Одновременно, а правильнее сказать, благодаря реформам, появляется новый тип русского человека — чиновник, и возникает потребность в новой идеологии. В идеологах нуждался уже Петр. Однако его «птенцы» умели присваивать в обширных размерах народные деньги, не очень хорошо воевать, но идеологами быть они и вовсе не умели. Земское, общее государево дело, бывшее делом всей земли, сменяется теперь делом «государственным», отчужденным от народа и олицетворенным в чиновнике. И теперь, когда цели и деяния созданного на европейский лад правительства с полным отстранением народа от участия в жизни своего же государства стали неясны и туманны, потребовались комментаторы «государственного интереса». Последующие историки, с тяжелым вздохом пропускающие весь период Московской Руси, прокатным штампом пройдясь по «бездельникам боярам» и «дикарям крестьянам», которых только из интеллигентного камуфляжа под выразителя «интересов народа» не называют именно таким словом — «дикари», с радостным облегчением, как на некоем оазисе, или, вернее, на долгожданном веке Астреи, останавливают свой влюбленный взор на Петре и последующем петербургском периоде российской истории. Здесь не колет глаза ничья излишняя правдивость и жертвенность.

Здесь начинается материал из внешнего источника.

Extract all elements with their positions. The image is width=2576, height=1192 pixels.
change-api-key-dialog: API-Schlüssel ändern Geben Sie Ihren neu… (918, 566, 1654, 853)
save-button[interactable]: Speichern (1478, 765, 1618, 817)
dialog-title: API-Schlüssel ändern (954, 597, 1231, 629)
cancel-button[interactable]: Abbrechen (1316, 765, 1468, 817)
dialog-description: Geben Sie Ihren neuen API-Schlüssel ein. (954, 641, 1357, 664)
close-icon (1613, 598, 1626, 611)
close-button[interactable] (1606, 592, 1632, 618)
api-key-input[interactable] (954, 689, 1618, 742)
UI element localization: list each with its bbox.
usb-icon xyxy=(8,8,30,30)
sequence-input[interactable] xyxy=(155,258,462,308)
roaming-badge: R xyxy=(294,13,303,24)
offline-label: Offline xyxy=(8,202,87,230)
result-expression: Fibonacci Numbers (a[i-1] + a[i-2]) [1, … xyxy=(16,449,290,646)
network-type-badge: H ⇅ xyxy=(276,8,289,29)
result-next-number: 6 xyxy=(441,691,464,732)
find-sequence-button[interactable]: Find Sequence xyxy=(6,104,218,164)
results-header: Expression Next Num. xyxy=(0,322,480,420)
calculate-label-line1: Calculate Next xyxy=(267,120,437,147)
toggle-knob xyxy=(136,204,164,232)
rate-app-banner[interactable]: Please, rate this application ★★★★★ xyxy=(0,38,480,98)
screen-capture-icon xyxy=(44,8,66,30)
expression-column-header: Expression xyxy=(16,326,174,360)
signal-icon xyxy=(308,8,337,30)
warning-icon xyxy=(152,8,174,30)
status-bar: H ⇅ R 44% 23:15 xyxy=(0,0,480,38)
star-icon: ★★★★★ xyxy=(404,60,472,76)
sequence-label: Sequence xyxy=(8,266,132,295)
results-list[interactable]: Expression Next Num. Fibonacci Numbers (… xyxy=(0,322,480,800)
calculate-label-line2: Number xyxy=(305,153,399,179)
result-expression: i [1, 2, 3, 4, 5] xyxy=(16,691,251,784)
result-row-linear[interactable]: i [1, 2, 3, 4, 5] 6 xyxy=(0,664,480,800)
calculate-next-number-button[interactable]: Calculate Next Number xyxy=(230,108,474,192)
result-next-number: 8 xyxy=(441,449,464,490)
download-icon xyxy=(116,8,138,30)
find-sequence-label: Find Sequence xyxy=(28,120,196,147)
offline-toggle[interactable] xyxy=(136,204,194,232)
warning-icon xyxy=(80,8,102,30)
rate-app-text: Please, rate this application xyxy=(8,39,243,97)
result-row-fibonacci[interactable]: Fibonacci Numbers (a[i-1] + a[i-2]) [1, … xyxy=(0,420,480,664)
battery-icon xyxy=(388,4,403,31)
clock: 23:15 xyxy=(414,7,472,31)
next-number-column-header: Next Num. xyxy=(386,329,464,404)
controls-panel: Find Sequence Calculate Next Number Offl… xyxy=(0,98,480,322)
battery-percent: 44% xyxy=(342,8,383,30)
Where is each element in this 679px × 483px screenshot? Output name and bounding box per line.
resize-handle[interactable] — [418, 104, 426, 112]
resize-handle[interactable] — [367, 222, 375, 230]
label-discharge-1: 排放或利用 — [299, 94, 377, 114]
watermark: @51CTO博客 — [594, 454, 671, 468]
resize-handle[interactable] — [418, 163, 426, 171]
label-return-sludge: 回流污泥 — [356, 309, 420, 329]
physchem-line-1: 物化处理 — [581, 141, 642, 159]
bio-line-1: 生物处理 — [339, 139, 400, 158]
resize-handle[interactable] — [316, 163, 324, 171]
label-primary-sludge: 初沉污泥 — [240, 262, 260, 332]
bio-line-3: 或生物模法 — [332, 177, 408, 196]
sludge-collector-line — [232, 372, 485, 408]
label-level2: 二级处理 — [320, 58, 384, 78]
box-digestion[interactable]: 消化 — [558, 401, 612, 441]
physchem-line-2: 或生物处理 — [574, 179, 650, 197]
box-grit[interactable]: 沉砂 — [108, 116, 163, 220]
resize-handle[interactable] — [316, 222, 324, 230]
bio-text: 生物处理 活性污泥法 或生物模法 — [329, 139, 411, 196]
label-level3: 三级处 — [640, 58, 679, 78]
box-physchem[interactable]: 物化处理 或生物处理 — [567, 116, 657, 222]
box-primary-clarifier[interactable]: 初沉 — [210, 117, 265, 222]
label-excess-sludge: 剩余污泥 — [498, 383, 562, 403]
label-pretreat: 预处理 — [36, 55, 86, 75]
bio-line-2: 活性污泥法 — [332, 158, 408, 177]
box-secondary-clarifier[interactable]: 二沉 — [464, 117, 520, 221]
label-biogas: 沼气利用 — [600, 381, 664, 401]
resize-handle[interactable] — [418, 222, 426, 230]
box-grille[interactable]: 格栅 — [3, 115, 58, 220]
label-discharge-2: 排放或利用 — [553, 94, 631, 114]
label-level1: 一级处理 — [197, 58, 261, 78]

В обилии появляются бунтари, а куртуазные нравы дворянства становятся идеалом тогда же и появившейся интеллигенции. Теперь — все как там. у них. в Европе: и классовые бои, и бунтари, и парадизы, и масонские ложи. одним словом, все как у людей. Петровские преобразования открыли без всяких выстрелов на границе русские просторы для двунадесяти языков западных искателей «счастья и чинов». Не только две столицы наполняются этими языками. Уже ко времени императрицы Елизаветы воспитание молодого поколения дворян переходит в руки немцев, англичан и французов. А нередко в качестве гувернеров выступали и евреи, выдающие себя за французов или немцев, как о том пишет Вигель: «При сестрах моих являлись по временам какие-то мамзели, немки или француженки, а может быть, крещеные жидовки, которые за таковых себя выдавали, но доказанное невежество или безнравственность скоро заставляли отсылать их» (Воспоминания. М., 1866, т. 1, ч. 1, с. 69).
Книжная продукция на протяжении едва ли не всего XVIII столетия составлялась исключительно из сочинений западных литератур, переводов или подражаний им.
Своей подобной пока нет. Это станет делом братьев Соломоновых наук, рыцарей Орла и Пеликана, наследников «некоей философской секты» в Иудее, как любил называть профессор Московского университета Шварц просветителей-интеллигентов, членов масонских лож.
Можно наугад открыть биографию любого деятеля культуры и политики XVIII или XIX столетий и посмотреть, кто их воспитывал. «В высшем кругу московского общества обучение и образование юношества исключительно поручалось иностранным домашним наставникам, которых преимущественно выписывали из Женевы, Монбельяра и Страсбурга», — пишет о периоде правления Екатерины II Д. П. Рунич. Болотов оставил схожую картину своего воспитания, протекавшего под руководством немца, нещадно бившего мальчика. Впоследствии Болотов сам постигал премудрости западной мысли по рационалистической философии Вольфа и немецким романам.
...Никита Муравьев родился 19 августа 1795 года, когда уже не надо было посылать молодых дворян в Европу, как в первые годы правления великого реформатора, а сама Европа покатила в Россию осваивать «Дикий край» Бармы и Постника, преподобных Сергия и Иосифа Волоцкого, Епифания Премудрого и прочих «дикарей», вполне способных пропитать многочисленную орду цивилизаторов. И, как следует по логике вещей, пропитать лучше, чем они, цивилизаторы, питались у себя, в своих цивилизованных странах. Воздействие «цивилизаторов» на русское общество можно увидеть на примере семьи Муравьевых, давшей двух декабристов.